Bir oyuncunun oyundan ihraç edilme, kartla cezalandırılma kuralları açıkça yazıyor. FİFA yönetmeliklerinde; "saldırgan, hakaret edici veya küfürlü bir şekilde konuşursa veya baş ve el kol hareketleri yaparsa!" Hakemlerin dikkat etmesi gereken kurallar arasında şu da var; "Topsuz alanda oyuncunun agresif davranışları..." Devam edelim; "Top oynanıp uzaklaştıktan sonra meydana gelen kusurlu hareketler." Sivasspor-Galatasaray maçında hakemlerin yorumuna göre bunların hepsi oldu neredeyse. Buzun üzerinde kayıp yere düşen futbolcunun yaptığı hareketi bir 'ihlal!' gerekçesi sayıp Ümit Karan'ı oyun dışı bıraktılar.

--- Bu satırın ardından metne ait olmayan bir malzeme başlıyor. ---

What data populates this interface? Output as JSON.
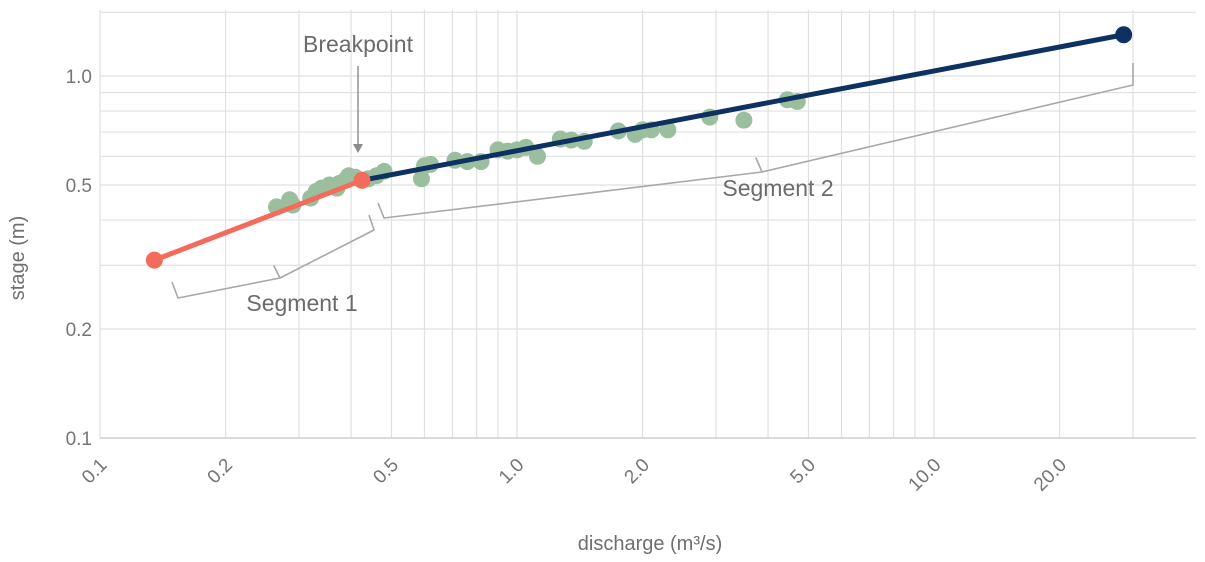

Yukarıdaki cümlelere tekrar dönmeyelim.
Ve şu hep tekrarladığım örneği vererek sürdüreyim yazımı; "Metin Oktay'a sormuşlar; "Kaptan sana atılan tekmeler hiç dönüp bakmıyorsun bile. Neredeyse ayağın kırılacak!" Taçsız Kral yanıtlamış; "E şimdi dönüp bakarım tanıdık çıkar ben utanırım o arkadaş utanır. Olmaz böyle!" Bu sözler gönderimize çekilmiş bayrak gibidir. Biraz tevekkül, biraz ağırbaşlılık... Beklediğim budur futbolculardan. (Aaah biz günde kaç kez o buzun üzerine itiliyor ve sessiz kalıyoruz bir bilseler...)
Hakem mi? Sadece "Oyunu durdurup kart göstermediği ve kart sonrası oyunu hava atışıyla başlatmadığı için; maçın tekrarını gerektirmeyecek kural hatası" yaptığı işlenebilir onun için gözlemci raporuna... Nitekim karar bu yönde çıktı...
Peki Ümit Karan fena söz -küfür- etmiş midir? Ahmet Çakar'ın o müthiş iddiası çok yerinde bence; "Hakem ve futbolcu; ikisinden biri yalan söylüyor!"